I medici di base (non) vanno alla guerra

vaccinazioni covid medici base

Affrontiamo un argomento sensibile, di quelli che rischiano di provocare reazioni a difesa della categoria interessata, che si considera intoccabile. In questo caso la categoria dei medici di base, chiamata a partecipare alla battaglia contro il Covid-19, a volte dalle retrovie. Senza per questo dimenticare quanti di loro, al contrario, hanno pagato un prezzo altissimo, addirittura con la vita. Questo, però, se richiama in molti casi addirittura un’abnegazione professionale che sconfina nell’eroismo, non giustifica chi, tra i medici di medicina generale, preferisce combattere la guerra al virus dalla fureria. Diciamo subito che nessuno chiede loro di diventare degli eroi, sarebbe sufficiente che svolgessero i loro compiti con diligenza e con un minino di sacrificio che vada oltre, date le circostanze, l’ordinaria amministrazione, seppure impegnativa anche a causa di incombenze che trasformano i camici bianchi in burocrati esposti addirittura a conseguenze penali.

Alle corte. Sabato, in molti Comuni del Varesotto è stata organizzata la vaccinazione domiciliare di quei pazienti allettati che non possono raggiungere i centri vaccinali. Un servizio, anzi, un dovere che chiama in causa proprio i medici di famiglia. Chi meglio di loro conosce, o dovrebbe conoscere, le singole realtà cliniche dei loro assistiti? Chi meglio di loro può, appunto con uno sforzo aggiuntivo benché su base volontaria, collaborare concretamente ad immunizzare anche queste persone? Le cronache parlano invece di una partecipazione tiepida, di un interesse relativo rispetto a un’esigenza collettiva imprescindibile, che dovrebbe mettere in campo tutte le forze disponibili. Risultato: per decine e decine di questi pazienti, tra i più fragili e quindi maggiormente a rischio, non c’è stata alcuna vaccinazione. Dovranno aspettare l’intervento delle Usca e delle Ats di riferimento. Attesa inaccettabile rispetto all’urgenza di mettere tutti in sicurezza.

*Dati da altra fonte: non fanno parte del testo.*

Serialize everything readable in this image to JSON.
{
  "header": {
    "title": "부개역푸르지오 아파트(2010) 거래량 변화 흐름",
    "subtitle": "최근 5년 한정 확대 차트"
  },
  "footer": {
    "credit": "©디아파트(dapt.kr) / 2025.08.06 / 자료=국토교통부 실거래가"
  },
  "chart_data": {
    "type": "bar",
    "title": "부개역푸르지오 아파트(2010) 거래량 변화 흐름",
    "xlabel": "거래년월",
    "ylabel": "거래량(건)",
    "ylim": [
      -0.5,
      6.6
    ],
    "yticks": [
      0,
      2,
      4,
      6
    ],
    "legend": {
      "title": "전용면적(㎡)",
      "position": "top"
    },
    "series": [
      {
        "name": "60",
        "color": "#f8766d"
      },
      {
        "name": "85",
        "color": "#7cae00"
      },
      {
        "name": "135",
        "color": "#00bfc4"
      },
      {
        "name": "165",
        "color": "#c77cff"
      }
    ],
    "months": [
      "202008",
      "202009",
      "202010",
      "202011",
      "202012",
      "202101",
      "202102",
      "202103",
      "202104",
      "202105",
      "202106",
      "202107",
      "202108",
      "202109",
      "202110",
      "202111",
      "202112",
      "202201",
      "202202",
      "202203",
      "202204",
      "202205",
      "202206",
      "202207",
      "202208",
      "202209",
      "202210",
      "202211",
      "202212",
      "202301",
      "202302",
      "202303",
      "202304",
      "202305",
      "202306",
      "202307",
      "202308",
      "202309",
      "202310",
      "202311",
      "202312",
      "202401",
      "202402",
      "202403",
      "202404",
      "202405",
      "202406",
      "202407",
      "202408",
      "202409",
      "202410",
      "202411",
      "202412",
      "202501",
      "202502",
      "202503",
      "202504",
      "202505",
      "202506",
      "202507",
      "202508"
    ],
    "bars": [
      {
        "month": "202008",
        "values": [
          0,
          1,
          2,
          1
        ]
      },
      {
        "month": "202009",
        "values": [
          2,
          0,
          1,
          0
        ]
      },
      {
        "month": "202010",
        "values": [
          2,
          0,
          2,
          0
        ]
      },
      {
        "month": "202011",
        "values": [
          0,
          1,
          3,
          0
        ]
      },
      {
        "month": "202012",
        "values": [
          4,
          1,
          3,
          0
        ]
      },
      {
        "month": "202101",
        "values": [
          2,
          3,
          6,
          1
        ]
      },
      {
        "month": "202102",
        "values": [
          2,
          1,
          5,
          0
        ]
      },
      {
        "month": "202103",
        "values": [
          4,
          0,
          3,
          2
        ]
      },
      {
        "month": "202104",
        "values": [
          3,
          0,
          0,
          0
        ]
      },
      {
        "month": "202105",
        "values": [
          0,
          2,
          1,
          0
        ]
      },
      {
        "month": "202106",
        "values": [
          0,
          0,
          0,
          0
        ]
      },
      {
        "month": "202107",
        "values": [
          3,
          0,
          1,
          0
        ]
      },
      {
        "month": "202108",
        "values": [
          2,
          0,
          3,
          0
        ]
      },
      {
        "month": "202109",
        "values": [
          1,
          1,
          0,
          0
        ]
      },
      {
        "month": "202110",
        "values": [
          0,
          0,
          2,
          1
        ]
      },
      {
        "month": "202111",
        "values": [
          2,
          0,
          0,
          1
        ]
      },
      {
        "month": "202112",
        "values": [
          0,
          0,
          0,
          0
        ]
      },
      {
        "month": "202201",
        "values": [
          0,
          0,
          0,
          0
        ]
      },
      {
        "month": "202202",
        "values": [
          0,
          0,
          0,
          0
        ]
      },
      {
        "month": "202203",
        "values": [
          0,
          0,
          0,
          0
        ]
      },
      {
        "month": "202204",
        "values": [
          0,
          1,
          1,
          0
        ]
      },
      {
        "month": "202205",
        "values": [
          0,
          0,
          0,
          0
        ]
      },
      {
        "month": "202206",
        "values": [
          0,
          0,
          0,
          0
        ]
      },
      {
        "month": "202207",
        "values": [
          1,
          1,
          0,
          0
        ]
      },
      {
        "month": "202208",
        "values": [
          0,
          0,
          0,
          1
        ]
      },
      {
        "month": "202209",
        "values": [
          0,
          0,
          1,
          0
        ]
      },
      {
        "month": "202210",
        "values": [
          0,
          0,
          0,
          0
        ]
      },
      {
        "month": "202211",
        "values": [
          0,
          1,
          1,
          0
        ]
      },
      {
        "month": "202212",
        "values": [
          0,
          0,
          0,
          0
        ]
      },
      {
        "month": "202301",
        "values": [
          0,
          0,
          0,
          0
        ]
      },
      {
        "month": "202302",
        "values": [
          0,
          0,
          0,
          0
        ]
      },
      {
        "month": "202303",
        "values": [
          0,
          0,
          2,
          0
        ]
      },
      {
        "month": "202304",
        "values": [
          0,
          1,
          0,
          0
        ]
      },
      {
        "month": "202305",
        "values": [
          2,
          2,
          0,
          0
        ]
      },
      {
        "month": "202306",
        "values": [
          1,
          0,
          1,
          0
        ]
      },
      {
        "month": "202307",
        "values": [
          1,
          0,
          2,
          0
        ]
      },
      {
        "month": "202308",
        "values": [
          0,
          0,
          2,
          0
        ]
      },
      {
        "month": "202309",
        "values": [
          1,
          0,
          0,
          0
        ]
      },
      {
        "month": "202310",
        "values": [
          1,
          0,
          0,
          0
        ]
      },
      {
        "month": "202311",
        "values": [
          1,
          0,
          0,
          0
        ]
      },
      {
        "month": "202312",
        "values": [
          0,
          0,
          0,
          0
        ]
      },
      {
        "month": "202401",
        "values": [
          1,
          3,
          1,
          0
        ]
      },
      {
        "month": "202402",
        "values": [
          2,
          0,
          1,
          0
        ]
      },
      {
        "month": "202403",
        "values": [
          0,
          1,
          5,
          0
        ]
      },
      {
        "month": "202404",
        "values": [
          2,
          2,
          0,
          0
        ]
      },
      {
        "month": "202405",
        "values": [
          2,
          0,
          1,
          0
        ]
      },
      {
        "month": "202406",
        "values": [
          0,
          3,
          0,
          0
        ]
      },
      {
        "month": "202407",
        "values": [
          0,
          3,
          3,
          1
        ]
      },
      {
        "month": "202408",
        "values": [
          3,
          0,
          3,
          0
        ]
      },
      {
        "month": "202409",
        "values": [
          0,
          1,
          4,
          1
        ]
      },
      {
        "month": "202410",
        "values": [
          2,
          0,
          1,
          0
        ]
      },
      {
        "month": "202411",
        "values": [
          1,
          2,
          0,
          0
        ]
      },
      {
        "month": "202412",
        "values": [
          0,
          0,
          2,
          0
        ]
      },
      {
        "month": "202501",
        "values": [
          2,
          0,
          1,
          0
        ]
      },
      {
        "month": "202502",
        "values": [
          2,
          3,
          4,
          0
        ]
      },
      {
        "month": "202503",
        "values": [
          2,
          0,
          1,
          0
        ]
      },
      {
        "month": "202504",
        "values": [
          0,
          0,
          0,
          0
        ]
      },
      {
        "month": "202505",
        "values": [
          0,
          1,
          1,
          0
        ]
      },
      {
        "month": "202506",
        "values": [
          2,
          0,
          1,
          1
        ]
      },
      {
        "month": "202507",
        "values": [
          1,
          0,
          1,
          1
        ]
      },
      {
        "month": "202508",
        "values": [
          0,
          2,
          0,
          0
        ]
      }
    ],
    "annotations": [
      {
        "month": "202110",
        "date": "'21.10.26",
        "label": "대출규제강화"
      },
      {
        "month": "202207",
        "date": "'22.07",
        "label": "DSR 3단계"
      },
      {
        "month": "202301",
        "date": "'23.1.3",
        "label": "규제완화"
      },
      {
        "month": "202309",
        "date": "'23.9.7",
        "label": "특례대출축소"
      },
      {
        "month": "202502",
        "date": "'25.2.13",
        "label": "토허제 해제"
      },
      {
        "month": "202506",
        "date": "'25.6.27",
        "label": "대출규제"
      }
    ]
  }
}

Non tocca a noi esprimere giudizi, nonostante il sottofondo di amarezza rispetto a un’operazione dalla quale ci si aspetta la partecipazione massiccia proprio dei medici di base. Il problema tocca da vicino la cosiddetta medicina territoriale, sotto accusa soprattutto in Lombardia. Alla quale la Regione ha più volte assicurato a parole che metterà mano, risolvendo un problema enorme e datato. Avete provato a rivolgervi in questi mesi ai medici di famiglia? Non generalizziamo, per carità, ma bene che vada la visita è telefonica, si dialoga con le mail (per chi le conosce), non tutti ricevono i pazienti nel loro ambulatorio, fino al punto che un laureato in medicina si riduca a mero compilatore di ricette.

Possibile? Possibilissimo, ma nessuno si prende la briga di sollevare a fondo la questione. I medici di base sono appunto una categoria forte, contrattualmente non rispondono a Palazzo Lombardia e possono, volendo, mettere in crisi l’intero sistema sanitario. Fino al punto che c’è chi gira la testa dall’altra parte anche nel pieno di un’emergenza come l’attuale. E se qualcuno eccepisce su questa diffusa deresponsabilizzazione, sottolineando il fatto che certi comportamenti professionali degli stessi medici contribuiscono a ingolfare i pronto soccorso e non solo, subisce la controffensiva di una categoria che una volta era ritenuta nobile quanto indispensabile: i vecchi medici condotti avevano coscienza piena della loro missione, che andava oltre le regole di un semplice mestiere, per manifestare valori etici superiori. E non si dica, per favore, che sono cambiati i tempi, le esigenze, le competenze e le comodità: sarebbe una scusa irricevibile in questo terribile momento di pandemia.